In August, a seizure and resulting exams revealed her cancer had metastasized, causing a brain tumor and lesions in her lungs.
Ermey underwent surgery and radiation. But now she is in the midst of more chemo, which drains her energy and abilities beyond minimal maintenance.
"It gets to be so overwhelming, you don't do it," she said.
Ermey focuses her fight on her cancer but can't always ignore what is not getting done.
"The hidden dust bunnies, you can tell they are my nemesis," Ermey said. "It drives you crazy a little bit."
She found it difficult to describe her gratitude Thursday as Pelechowicz and her helpers wiped baseboards, scrubbed toilets and wiped fingerprints from doors and windows.
When Marcos Gonzalez heard about what Pelechowicz was doing, he immediately wanted to help. The owner of Ultimate Building Maintenance in Yuba City plans to donate a home carpet cleaning to each client.
"Your carpet is like a filter, and all the dirt stays in it," he said. "With all the struggles that they're going through, I think it helps to be in a clean environment."
Yuba City massage therapist Brenda Banducci works with many cancer patients through her Excellent Massage Care business and said the therapy is great for circulation and the lymphatic system. It also has emotional benefits, so she decided to donate two 30-minute sessions to each patient.
"A lot of times when we get sick, we feel like we are not even human," she said. "I want them to feel whole. I want them to feel that they are no less of a person because they've had things removed from their body or are going to have things removed."

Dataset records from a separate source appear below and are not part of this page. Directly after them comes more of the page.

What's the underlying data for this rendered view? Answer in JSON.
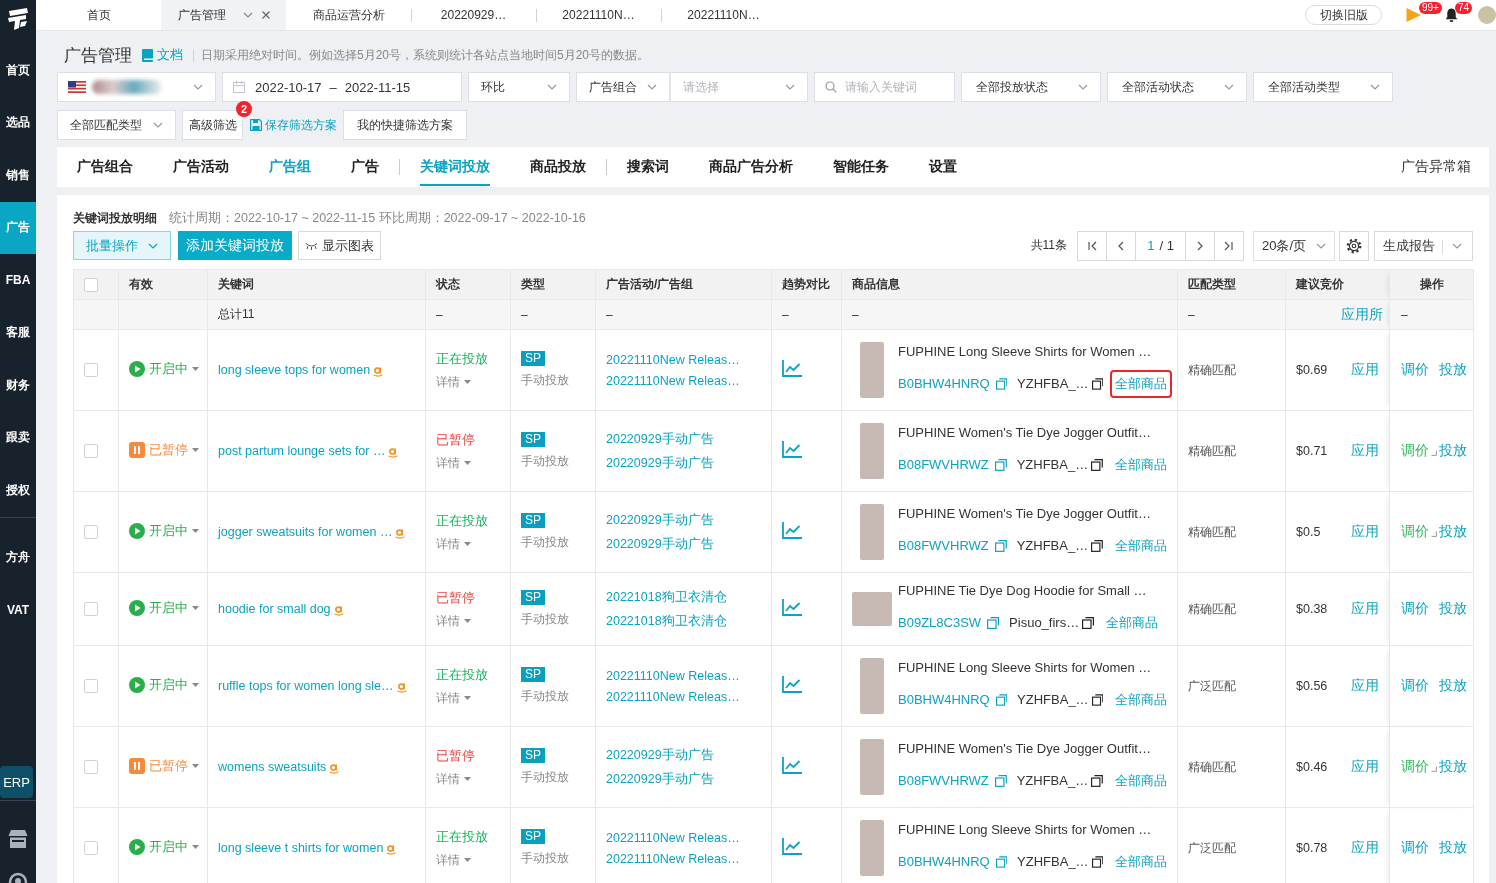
{
  "sidebar": {
    "sections": [
      [
        {
          "label": "首页",
          "selected": false
        },
        {
          "label": "选品",
          "selected": false
        },
        {
          "label": "销售",
          "selected": false
        },
        {
          "label": "广告",
          "selected": true
        },
        {
          "label": "FBA",
          "selected": false
        },
        {
          "label": "客服",
          "selected": false
        },
        {
          "label": "财务",
          "selected": false
        },
        {
          "label": "跟卖",
          "selected": false
        },
        {
          "label": "授权",
          "selected": false
        }
      ],
      [
        {
          "label": "方舟",
          "selected": false
        },
        {
          "label": "VAT",
          "selected": false
        }
      ]
    ],
    "erp": {
      "label": "ERP"
    }
  },
  "top_tabs": [
    {
      "label": "首页",
      "selected": false
    },
    {
      "label": "广告管理",
      "selected": true
    },
    {
      "label": "商品运营分析",
      "selected": false
    },
    {
      "label": "20220929…",
      "selected": false
    },
    {
      "label": "20221110N…",
      "selected": false
    },
    {
      "label": "20221110N…",
      "selected": false
    }
  ],
  "top_actions": {
    "switch_button": "切换旧版",
    "flag_badge": "99+",
    "bell_badge": "74"
  },
  "header": {
    "title": "广告管理",
    "doc_link": "文档",
    "note": "日期采用绝对时间。例如选择5月20号，系统则统计各站点当地时间5月20号的数据。"
  },
  "filters": {
    "date_range": {
      "start": "2022-10-17",
      "separator": "–",
      "end": "2022-11-15"
    },
    "compare": "环比",
    "portfolio": {
      "label": "广告组合",
      "placeholder": "请选择"
    },
    "search": {
      "placeholder": "请输入关键词"
    },
    "selects": [
      "全部投放状态",
      "全部活动状态",
      "全部活动类型"
    ],
    "match_select": "全部匹配类型",
    "advanced": {
      "label": "高级筛选",
      "badge": "2"
    },
    "save_link": "保存筛选方案",
    "quick_button": "我的快捷筛选方案"
  },
  "section_tabs": {
    "groups": [
      [
        {
          "label": "广告组合",
          "selected": false,
          "highlighted": false
        },
        {
          "label": "广告活动",
          "selected": false,
          "highlighted": false
        },
        {
          "label": "广告组",
          "selected": false,
          "highlighted": true
        },
        {
          "label": "广告",
          "selected": false,
          "highlighted": false
        }
      ],
      [
        {
          "label": "关键词投放",
          "selected": true,
          "highlighted": false
        },
        {
          "label": "商品投放",
          "selected": false,
          "highlighted": false
        }
      ],
      [
        {
          "label": "搜索词",
          "selected": false,
          "highlighted": false
        },
        {
          "label": "商品广告分析",
          "selected": false,
          "highlighted": false
        },
        {
          "label": "智能任务",
          "selected": false,
          "highlighted": false
        },
        {
          "label": "设置",
          "selected": false,
          "highlighted": false
        }
      ]
    ],
    "extra": "广告异常箱"
  },
  "panel": {
    "title": "关键词投放明细",
    "period": "统计周期：2022-10-17 ~ 2022-11-15 环比周期：2022-09-17 ~ 2022-10-16",
    "batch_button": "批量操作",
    "add_button": "添加关键词投放",
    "chart_button": "显示图表",
    "total": "共11条",
    "pagination": {
      "current": "1",
      "separator": "/",
      "pages": "1"
    },
    "page_size": "20条/页",
    "report_button": "生成报告"
  },
  "table": {
    "all_checked": false,
    "columns": [
      "有效",
      "关键词",
      "状态",
      "类型",
      "广告活动/广告组",
      "趋势对比",
      "商品信息",
      "匹配类型",
      "建议竞价",
      "操作"
    ],
    "total_row": {
      "keyword": "总计11",
      "status": "–",
      "type": "–",
      "campaign": "–",
      "trend": "–",
      "product": "–",
      "match": "–",
      "bid_link": "应用所",
      "ops": "–"
    },
    "rows": [
      {
        "checked": false,
        "on": true,
        "enabled_label": "开启中",
        "keyword": "long sleeve tops for women",
        "running": true,
        "status": "正在投放",
        "detail": "详情",
        "ad_type": "SP",
        "targeting": "手动投放",
        "campaign": "20221110New Releas…",
        "ad_group": "20221110New Releas…",
        "wide_photo": false,
        "product_title": "FUPHINE Long Sleeve Shirts for Women …",
        "asin": "B0BHW4HNRQ",
        "sku": "YZHFBA_…",
        "all_products": "全部商品",
        "highlighted": true,
        "match": "精确匹配",
        "bid": "$0.69",
        "apply": "应用",
        "adjust": "调价",
        "rule": false,
        "deploy": "投放"
      },
      {
        "checked": false,
        "on": false,
        "enabled_label": "已暂停",
        "keyword": "post partum lounge sets for …",
        "running": false,
        "status": "已暂停",
        "detail": "详情",
        "ad_type": "SP",
        "targeting": "手动投放",
        "campaign": "20220929手动广告",
        "ad_group": "20220929手动广告",
        "wide_photo": false,
        "product_title": "FUPHINE Women's Tie Dye Jogger Outfit…",
        "asin": "B08FWVHRWZ",
        "sku": "YZHFBA_…",
        "all_products": "全部商品",
        "highlighted": false,
        "match": "精确匹配",
        "bid": "$0.71",
        "apply": "应用",
        "adjust": "调价",
        "rule": true,
        "deploy": "投放"
      },
      {
        "checked": false,
        "on": true,
        "enabled_label": "开启中",
        "keyword": "jogger sweatsuits for women …",
        "running": true,
        "status": "正在投放",
        "detail": "详情",
        "ad_type": "SP",
        "targeting": "手动投放",
        "campaign": "20220929手动广告",
        "ad_group": "20220929手动广告",
        "wide_photo": false,
        "product_title": "FUPHINE Women's Tie Dye Jogger Outfit…",
        "asin": "B08FWVHRWZ",
        "sku": "YZHFBA_…",
        "all_products": "全部商品",
        "highlighted": false,
        "match": "精确匹配",
        "bid": "$0.5",
        "apply": "应用",
        "adjust": "调价",
        "rule": true,
        "deploy": "投放"
      },
      {
        "checked": false,
        "on": true,
        "enabled_label": "开启中",
        "keyword": "hoodie for small dog",
        "running": false,
        "status": "已暂停",
        "detail": "详情",
        "ad_type": "SP",
        "targeting": "手动投放",
        "campaign": "20221018狗卫衣清仓",
        "ad_group": "20221018狗卫衣清仓",
        "wide_photo": true,
        "product_title": "FUPHINE Tie Dye Dog Hoodie for Small …",
        "asin": "B09ZL8C3SW",
        "sku": "Pisuo_firs…",
        "all_products": "全部商品",
        "highlighted": false,
        "match": "精确匹配",
        "bid": "$0.38",
        "apply": "应用",
        "adjust": "调价",
        "rule": false,
        "deploy": "投放"
      },
      {
        "checked": false,
        "on": true,
        "enabled_label": "开启中",
        "keyword": "ruffle tops for women long sle…",
        "running": true,
        "status": "正在投放",
        "detail": "详情",
        "ad_type": "SP",
        "targeting": "手动投放",
        "campaign": "20221110New Releas…",
        "ad_group": "20221110New Releas…",
        "wide_photo": false,
        "product_title": "FUPHINE Long Sleeve Shirts for Women …",
        "asin": "B0BHW4HNRQ",
        "sku": "YZHFBA_…",
        "all_products": "全部商品",
        "highlighted": false,
        "match": "广泛匹配",
        "bid": "$0.56",
        "apply": "应用",
        "adjust": "调价",
        "rule": false,
        "deploy": "投放"
      },
      {
        "checked": false,
        "on": false,
        "enabled_label": "已暂停",
        "keyword": "womens sweatsuits",
        "running": false,
        "status": "已暂停",
        "detail": "详情",
        "ad_type": "SP",
        "targeting": "手动投放",
        "campaign": "20220929手动广告",
        "ad_group": "20220929手动广告",
        "wide_photo": false,
        "product_title": "FUPHINE Women's Tie Dye Jogger Outfit…",
        "asin": "B08FWVHRWZ",
        "sku": "YZHFBA_…",
        "all_products": "全部商品",
        "highlighted": false,
        "match": "精确匹配",
        "bid": "$0.46",
        "apply": "应用",
        "adjust": "调价",
        "rule": true,
        "deploy": "投放"
      },
      {
        "checked": false,
        "on": true,
        "enabled_label": "开启中",
        "keyword": "long sleeve t shirts for women",
        "running": true,
        "status": "正在投放",
        "detail": "详情",
        "ad_type": "SP",
        "targeting": "手动投放",
        "campaign": "20221110New Releas…",
        "ad_group": "20221110New Releas…",
        "wide_photo": false,
        "product_title": "FUPHINE Long Sleeve Shirts for Women …",
        "asin": "B0BHW4HNRQ",
        "sku": "YZHFBA_…",
        "all_products": "全部商品",
        "highlighted": false,
        "match": "广泛匹配",
        "bid": "$0.78",
        "apply": "应用",
        "adjust": "调价",
        "rule": false,
        "deploy": "投放"
      }
    ]
  }
}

Jennifer Ferrini, owner of Image Salon & Day Spa, was also moved to help, knowing the emotional roller coaster cancer is for her clients. She decided a free haircut and color was something she could do to boost spirits after chemotherapy.
"Your hair is your identity, so to speak. And self-confidence is always very low when you are going through something like that," she said. "We just want to do anything we can to build that back up."
Ermey held back tears Thursday when Pelechowicz handed her the bundle of certificates and explained the community's generosity.
"There are a lot of good people out there that help people in my situation," she said. "Every little bit helps."
Cleaning for a Reason is limited by the number of cleaners who volunteer, and there is no shortage of woman requesting housework help, Pelechowicz said. She would love to see other cleaners come forward to offer services.